L’esito delle ultime elezioni (le europee e le amministrative svoltesi nello scorso week-end) mostrano una tendenziale bipolarizzazione del consenso, con una destra guidata da Fratelli d’Italia (la vera novità delle elezioni politiche del 2022) abbastanza stabile e una sinistra plurale nella quale il PD non occupa, al momento, la stessa posizione baricentrica che ha nella destra FdI, il partito della premier Giorgia Meloni.

Galli nel libro prova ad analizzare le ragioni del successo della destra, trovandole non nel riaffiorare di nostalgie vetero, neo o post fasciste, ma nello spostamento della coalizione, per iniziativa soprattutto di Meloni (supportata in questo dalla FI di Tajani), su posizioni neocentriste liberal-conservatrici, atlantiche e blandamente europeiste in politica estera, in cerca di un rapporto, o almeno di un dialogo, con il Partito popolare di Ursula von der Leyen.

In politica interna, secondo Galli, la coalizione di destra, malgrado gli strappi nazional-sovranisti di Salvini e l’evidente impreparazione di alcuni ministri, regge perché riesce in qualche modo a “rispecchiare abbastanza fedelmente l’Italia com’è: un’Italia che non disdegna di delegare la politica a un vertice istituzionale forte (….) per continuare i propri traffici privati, piccoli e grandi” (vedi balneari,tassisti, piccoli e meno piccoli evasori fiscali, agricoltori) “mentre dall’altra parte non molti (per ora) sanno sottrarsi a un semplice riflesso momentaneo di reazione per contrapporre efficacemente e credibilmente un’idea di come l’Italia dovrebbe essere” (p. 24). Insomma, un programma alternativo plausibile, da contrapporre a quello che la destra, quella di Meloni Crosetto e Valditara, propone e gestisce in chiave conservatrice. Nel segno del conservatorismo democratico si muovono per esempio la politica estera e quella scolastica di questo governo. A questa proposta la sinistra, nota Galli, dovrebbe saper contrapporre un riformismo democratico compiuto, fatto di proposte concrete e non di proteste e sole mobilitazioni antifasciste: “basta volerlo, ed esserne capaci”, è la conclusione del politologo (p. 123).

 

La scuola banco di prova del conservatorismo riformatore

Se la chiave interpretativa dell’attuale fase della politica italiana fornita da Galli fosse confermata da ulteriori fatti (ma molto dipenderà dall’evoluzione della situazione economica e del quadro internazionale su diversi fronti: i nuovi assetti nell’UE, le guerre in corso in Ucraina e nel Medio Oriente, le elezioni in Francia e negli USA), l’esito naturale del processo in corso sarebbe quello della formazione di due grandi blocchi politici, entrambi democratici – quello conservatore, e quello riformista – che si legittimano reciprocamente e competono anche aspramente ma sempre rispettando il diritto dell’avversario a governare. 

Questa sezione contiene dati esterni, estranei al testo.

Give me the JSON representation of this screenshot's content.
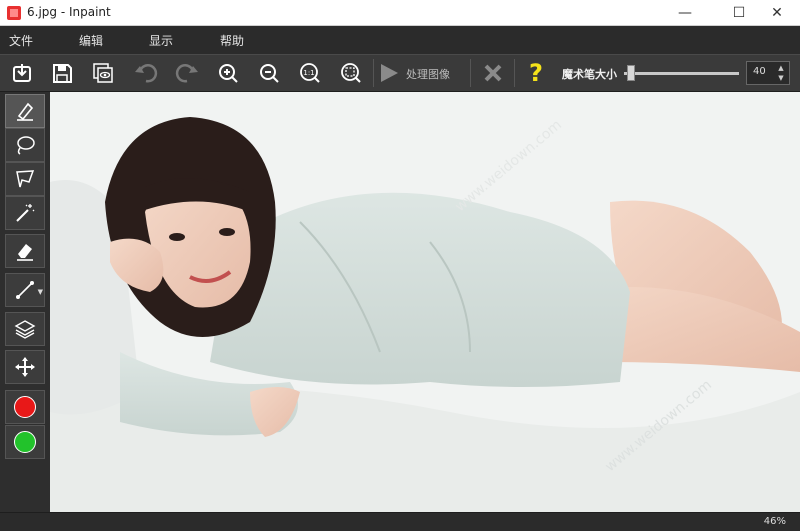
{
  "window": {
    "title": "6.jpg - Inpaint",
    "minimize": "—",
    "maximize": "☐",
    "close": "✕"
  },
  "menu": {
    "items": [
      "文件",
      "编辑",
      "显示",
      "帮助"
    ]
  },
  "toolbar": {
    "buttons": [
      "import-icon",
      "save-icon",
      "save-copy-icon",
      "undo-icon",
      "redo-icon",
      "zoom-in-icon",
      "zoom-out-icon",
      "zoom-actual-icon",
      "zoom-fit-icon"
    ],
    "zoom_actual_text": "1:1",
    "process_label": "处理图像",
    "help_label": "?",
    "brush_size_label": "魔术笔大小",
    "brush_size_value": "40",
    "brush_size_fraction": 0.06
  },
  "sidebar": {
    "tools": [
      "marker-icon",
      "lasso-icon",
      "polygon-lasso-icon",
      "magic-wand-icon",
      "eraser-icon",
      "line-icon",
      "layers-icon",
      "move-icon",
      "red-marker-icon",
      "green-marker-icon"
    ]
  },
  "status": {
    "zoom": "46%"
  },
  "colors": {
    "accent_red": "#e81818",
    "accent_green": "#22c22b",
    "help_yellow": "#f5e21a",
    "app_icon_red": "#e83030"
  },
  "watermark": "www.weidown.com"
}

Nel campo scolastica della politica un contributo in questa direzione lo ha certamente dato il ministro Giuseppe Valditara con le sue ripetute prese di posizione in materia di superamento del modello gentiliano di scuola (in passato difeso dalla destra al tempo del MSI e anche di AN, almeno per quanto riguarda il liceo classico e la sua quinquennalità), di appartenenza irreversibile dell’Italia all’area delle democrazie liberali e di rispetto della Costituzione repubblicana, “fondata sull’antifascismo”, come ha avuto occasione di dire più di una volta.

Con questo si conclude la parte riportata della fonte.